Whether it’s personal fitness programs, support to help quit smoking or lunchtime talks about healthy cooking, EWSN consultants try to provide whatever information and assistance people want.
Of course, not everyone at any given organization is interested in having management force-feed them fitness information and activities. At London Hydro, for example, the participation rate hovers around 30 per cent of the 300 employees. But London Hydro manager of health and safety Jeff Harrison is encouraged by that number and has seen noticeable benefits since the program began as a pilot project in 2008.
Not everything can be measured, so proponents of such programs rely on anecdotal evidence and common sense to make the case that a healthier work force is more productive and creative. One thing that can be measured is health claims. Across the board, it seems organizations that engage in a well-designed, well-implemented wellness program reduce the medical claims of their workforce.

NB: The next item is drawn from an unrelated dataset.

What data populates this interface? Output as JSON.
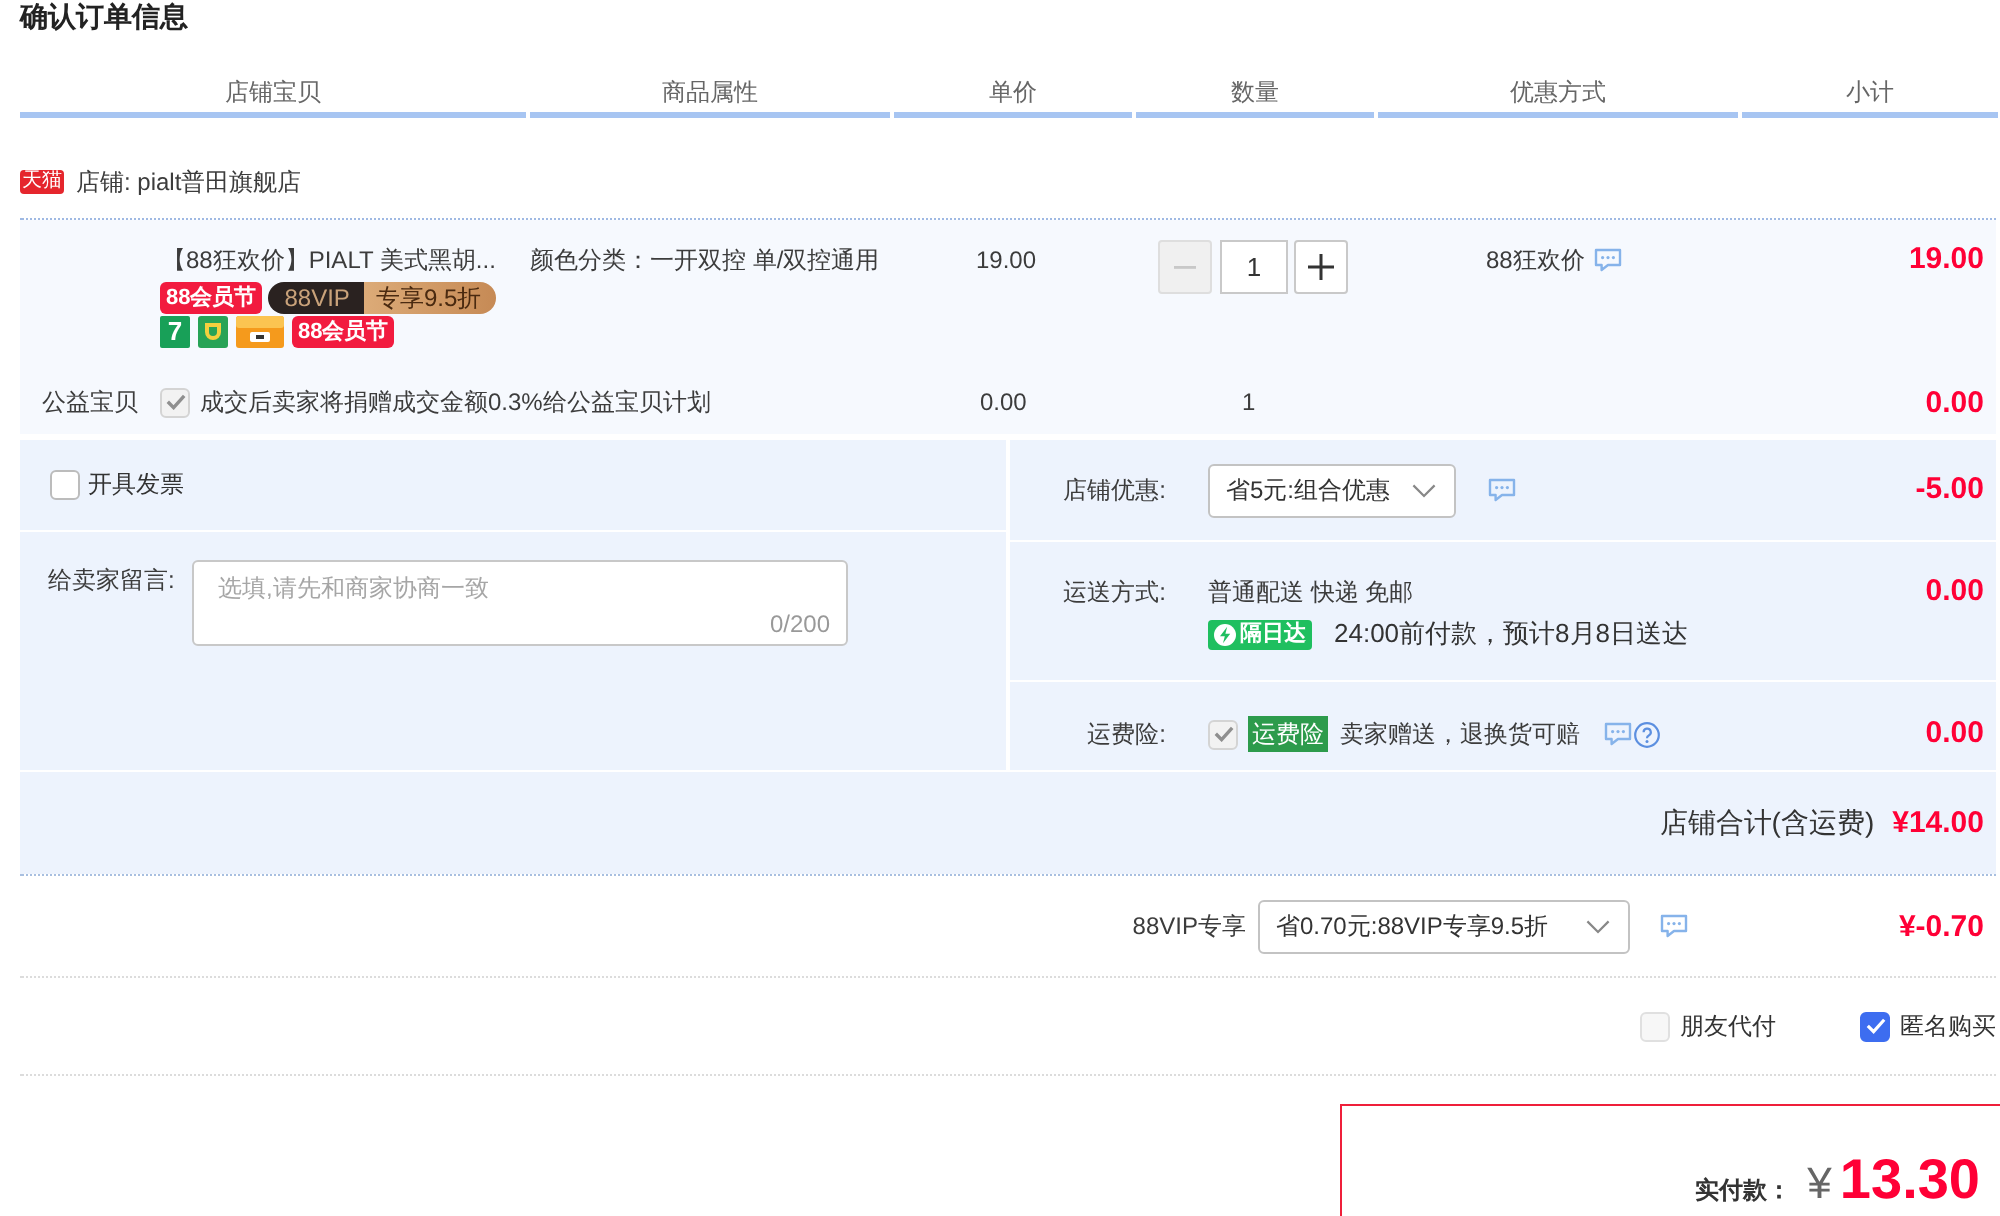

In the U.S., where private health care costs are a significant cost for employers, that’s a big deal. Bank of America told its employees that health benefit costs in 2015 will not increase, breaking a trend of the last few years, largely because of the fitness challenge.
London Hydro has also seen a drop in health claims from a healthier workforce since it began its program.
As Garth Jansen told me, skeptics can always poke holes in any evidence supporters of such programs offer. There are simply too many variables that could account for changes in performance in a company. But years of evidence at numerous organizations has convinced him it makes a real difference in the lives of employees. It certainly is popular with many of those who participate.
The gym at law firm Harrison Pensa is used every single day, weekends included. And Harrison says he can’t imagine Hydro ever walking away from the program. It’s simply too popular among employees.